Puha also explained that getting a game with a new engine to run smoothly on new console hardware is a process that takes several months to get right. As an example, he mentioned how Control's game engine from August 2019 was updated so that it could offer more next-gen visuals, but this effectively broke everything that Remedy had created up to that point.

"When you get to the point where you have to get [a game] running on next-gen systems, on a new engine it takes several months just to get everything working," Puha said. "Nothing works at first. The content looks wrong, the textures look wrong, the lighting is busted, because we've made all these improvements but then they're incompatible with what we had in 2019. It took months--the game is running, we had it running back in summer of last year, but it didn't have any of the nice things. It just took quite a while to get to the level where we had everything working that we had in the previous-gen version. Now we can actually start doing all that cool next-gen stuff."

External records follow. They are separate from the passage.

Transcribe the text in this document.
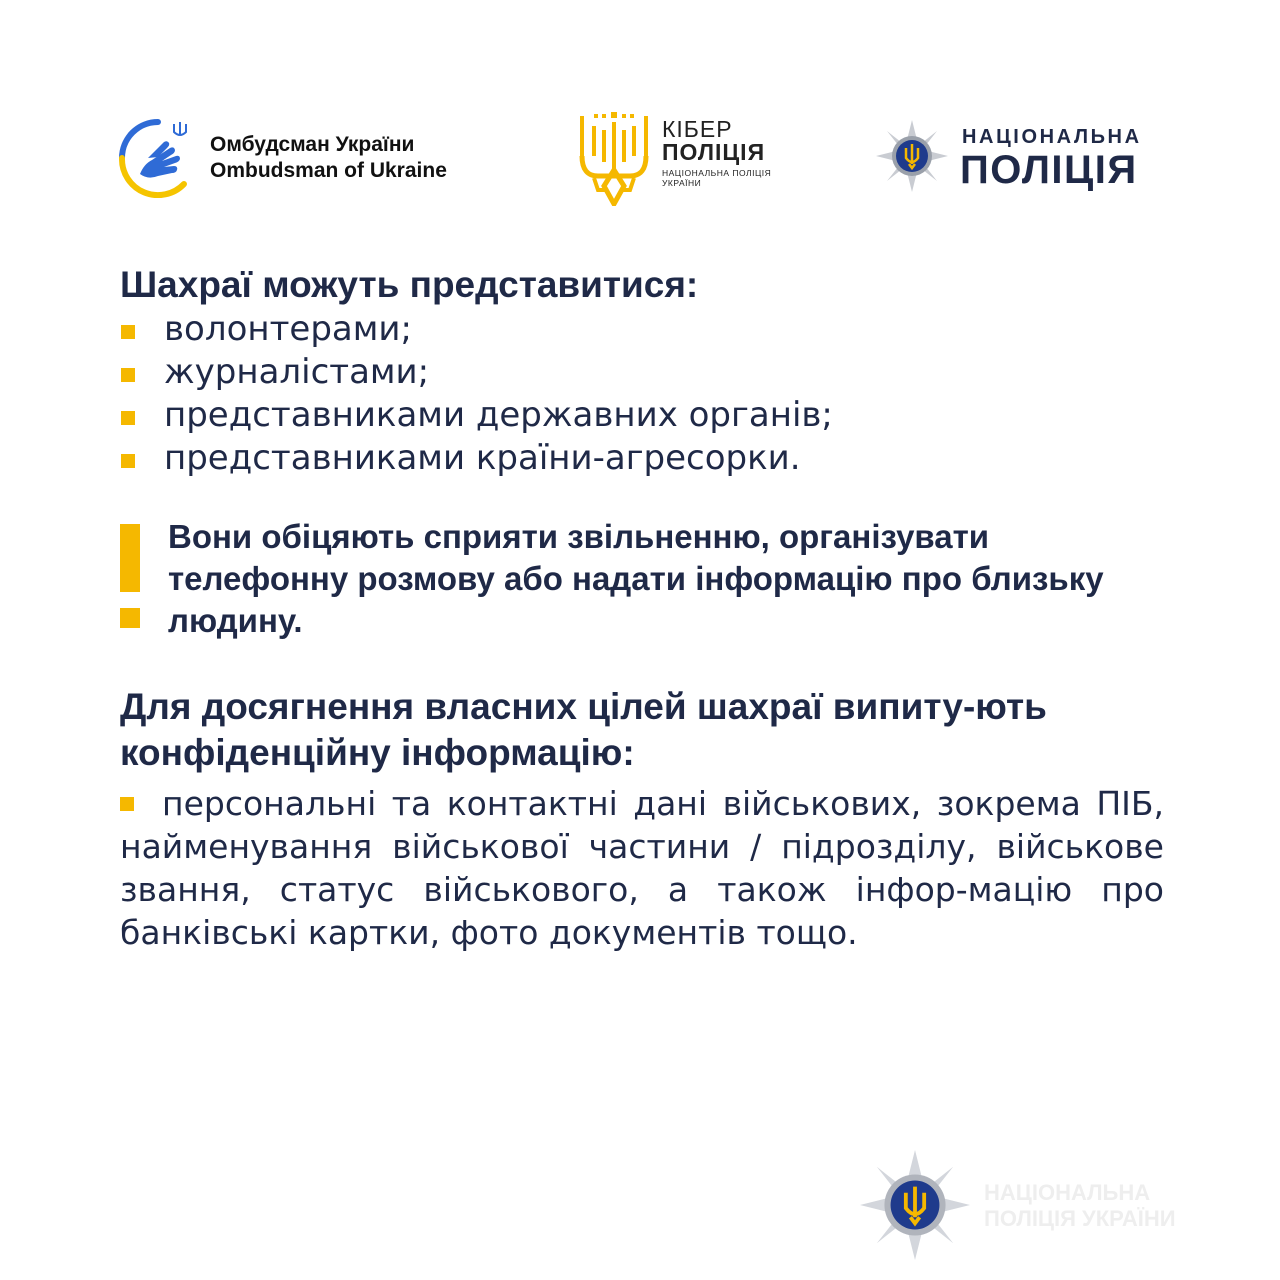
Омбудсман України
Ombudsman of Ukraine
КІБЕР
ПОЛІЦІЯ
НАЦІОНАЛЬНА ПОЛІЦІЯ
УКРАЇНИ
НАЦІОНАЛЬНА
ПОЛІЦІЯ
Шахраї можуть представитися:
волонтерами;
журналістами;
представниками державних органів;
представниками країни-агресорки.

Вони обіцяють сприяти звільненню, організувати телефонну розмову або надати інформацію про близьку людину.

Для досягнення власних цілей шахраї випиту-ють конфіденційну інформацію:

персональні та контактні дані військових, зокрема ПІБ, найменування військової частини / підрозділу, військове звання, статус військового, а також інфор-мацію про банківські картки, фото документів тощо.

НАЦІОНАЛЬНА
ПОЛІЦІЯ УКРАЇНИ
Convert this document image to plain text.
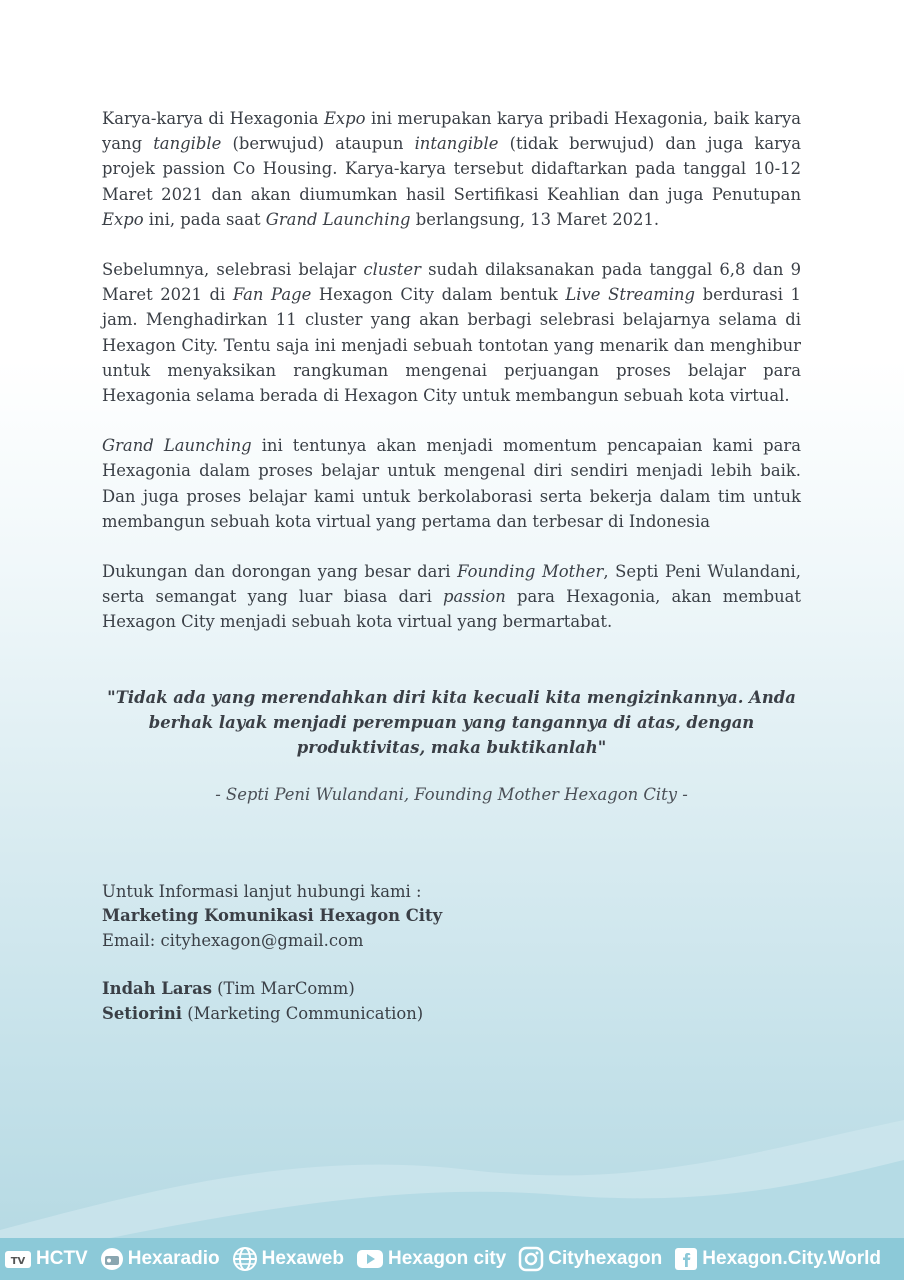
Karya-karya di Hexagonia Expo ini merupakan karya pribadi Hexagonia, baik karya yang tangible (berwujud) ataupun intangible (tidak berwujud) dan juga karya projek passion Co Housing. Karya-karya tersebut didaftarkan pada tanggal 10-12 Maret 2021 dan akan diumumkan hasil Sertifikasi Keahlian dan juga Penutupan Expo ini, pada saat Grand Launching berlangsung, 13 Maret 2021.

Sebelumnya, selebrasi belajar cluster sudah dilaksanakan pada tanggal 6,8 dan 9 Maret 2021 di Fan Page Hexagon City dalam bentuk Live Streaming berdurasi 1 jam. Menghadirkan 11 cluster yang akan berbagi selebrasi belajarnya selama di Hexagon City. Tentu saja ini menjadi sebuah tontotan yang menarik dan menghibur untuk menyaksikan rangkuman mengenai perjuangan proses belajar para Hexagonia selama berada di Hexagon City untuk membangun sebuah kota virtual.

Grand Launching ini tentunya akan menjadi momentum pencapaian kami para Hexagonia dalam proses belajar untuk mengenal diri sendiri menjadi lebih baik. Dan juga proses belajar kami untuk berkolaborasi serta bekerja dalam tim untuk membangun sebuah kota virtual yang pertama dan terbesar di Indonesia

Dukungan dan dorongan yang besar dari Founding Mother, Septi Peni Wulandani, serta semangat yang luar biasa dari passion para Hexagonia, akan membuat Hexagon City menjadi sebuah kota virtual yang bermartabat.

"Tidak ada yang merendahkan diri kita kecuali kita mengizinkannya. Anda berhak layak menjadi perempuan yang tangannya di atas, dengan produktivitas, maka buktikanlah"
- Septi Peni Wulandani, Founding Mother Hexagon City -
Untuk Informasi lanjut hubungi kami :
Marketing Komunikasi Hexagon City
Email: cityhexagon@gmail.com
Indah Laras (Tim MarComm)
Setiorini (Marketing Communication)
TV HCTV Hexaradio Hexaweb Hexagon city Cityhexagon Hexagon.City.World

Puha is still optimistic for what future video games will look like on the PS5 and Xbox Series X, as developers have begun "scratching the surface" of what that hardware is capable of. Remedy recently recorded its best year ever in terms of the money it made despite releasing no games, making €41.1 million in revenue thanks in part to royalty income from Control and money it received from Epic to develop two new games exclusively for the Epic Games Store.

The Finnish studio has also increased its staff numbers by 11% to 275 employees and will release CrossFireX on Xbox later this year.